22      Although the Appellant may have good intentions of complying with her medication, she has a well established risk factor of non-compliance.  This is not uncommon with people who suffer psychotic symptoms who, either do not like the side effects of their medication, or develop a belief that they no longer need it.  I have real concerns that, as in the past, Ms Ahmadi will not be well monitored in relation to her compliance with medication.  Indeed, Dr Leon Turnbull, occupational and forensic psychiatrist, who provided a psychiatric report, dated 17 June 2019,[8] stated “consistent with the collateral psychiatric reports provided, Ms Ahmadi described a snowball of dysfunction and difficulty through 2018.”[9]  He went on to note that she had had four psychiatric hospitalisations, two of which were in 2018 and stated:

[8]Exhibit “2”

[9]Ibid p. 1

“I read through her psychiatric records and I note her contact with the mental health service through 2018. With the benefit of hindsight, it does seem that it was unwise to discharge this woman from their service prior to the offending in September 2018. Given her financial constraints, less than stellar mental state, inadequate living arrangements, and having overdosed on risperidone, I think it was a far cry to expect this lady to arrange her own private psychiatric consultation, ongoing psychotropic prescriptions, and remain psychiatrically well. It was an unwise move at best.”[10]

Dr Turnbull stated that, in his opinion, “there is a realistic risk of relapse.”  He then concluded his report as follows:

“Having reviewed the materials from Monash Health, this lady should not have been discharged from their service in 2018, and the offences could have been prevented had she been followed up adequately. A simple survey of her accommodation, financial, and social situation, combined with her being less than psychiatrically well, would, for any sensible clinician, see the need for ongoing treatment with a community mental health service. The expectation that she would have arranged her own mental health follow up with appropriate prescription, and the costs of that, were entirely unrealistic.

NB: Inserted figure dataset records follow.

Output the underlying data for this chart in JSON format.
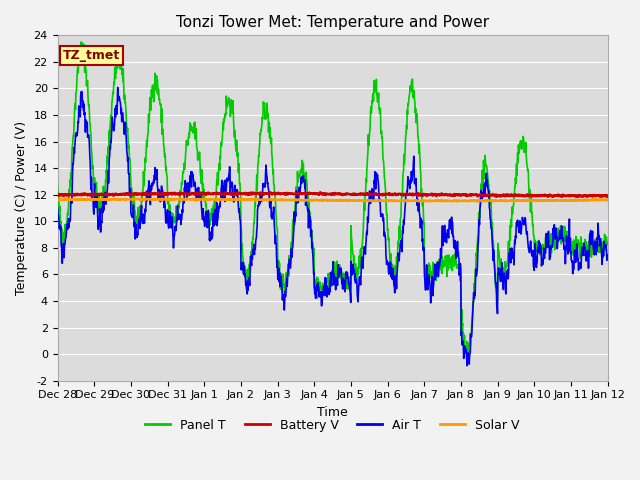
{
  "title": "Tonzi Tower Met: Temperature and Power",
  "xlabel": "Time",
  "ylabel": "Temperature (C) / Power (V)",
  "ylim": [
    -2,
    24
  ],
  "xlim": [
    0,
    360
  ],
  "xtick_positions": [
    0,
    24,
    48,
    72,
    96,
    120,
    144,
    168,
    192,
    216,
    240,
    264,
    288,
    312,
    336,
    360
  ],
  "xtick_labels": [
    "Dec 28",
    "Dec 29",
    "Dec 30",
    "Dec 31",
    "Jan 1",
    "Jan 2",
    "Jan 3",
    "Jan 4",
    "Jan 5",
    "Jan 6",
    "Jan 7",
    "Jan 8",
    "Jan 9",
    "Jan 10",
    "Jan 11",
    "Jan 12"
  ],
  "ytick_positions": [
    -2,
    0,
    2,
    4,
    6,
    8,
    10,
    12,
    14,
    16,
    18,
    20,
    22,
    24
  ],
  "panel_t_color": "#00cc00",
  "battery_v_color": "#cc0000",
  "air_t_color": "#0000ee",
  "solar_v_color": "#ff9900",
  "bg_color": "#dcdcdc",
  "grid_color": "#ffffff",
  "annotation_text": "TZ_tmet",
  "annotation_bg": "#ffff99",
  "annotation_border": "#aa0000",
  "title_fontsize": 11,
  "axis_fontsize": 9,
  "tick_fontsize": 8,
  "legend_fontsize": 9,
  "line_width": 1.2,
  "battery_v_value": 12.0,
  "solar_v_value": 11.6
}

I do not say this as any point of advocacy, rather, as an impartial observer whose duty is to the Court, and is also conscious of the effects of this lady’s offending on the community, that last year, this lady was failed by psychiatric services, and the effects on her and the victims could have all been prevented with simple, ongoing psychiatric treatment through case management and appropriate medication.”

[10]Ibid, pp. 3-4

23 Clearly, Dr Turnbull’s anticipated risk of the Appellant relapsing by ceasing her medication was realised in August 2019, the incident in Warrnambool to which I have previously referred. Ms Ahmadi has been failed by the Mental Health Service in the past and it is foreseeable that she will again cease her medication, develop psychotic symptoms and potentially place herself and other members of the community at risk. The provision of s. 5 of the CMIA renders the Court, while exercising the jurisdiction of the Magistrates’ Court, powerless to protect her and the community from this risk.

24      I consider it appropriate that my remarks should be made available to the Attorney-General for the State of Victoria, the Director of Public Prosecutions, the Chief Magistrate and the Executive Director of the Legal Services Department of Victoria Police.

25      The orders of the Court are as follows:

1. That Charge 4 be recorded in the Court record as an Attempted Criminal Damage by Fire (Arson) pursuant to s. 321M of the Crimes Act 1958 in lieu of a charge of Arson as appearing in the Magistrates’ Court record.

2.    That the Orders of the Magistrates’ Court at Dandenong of 15 January 2019 be set aside.

3. That, pursuant to s. 5 of the Crimes (Mental Impairment and Unfitness to be Tried Act 1997 (Vic), the Appellant be discharged on all charges.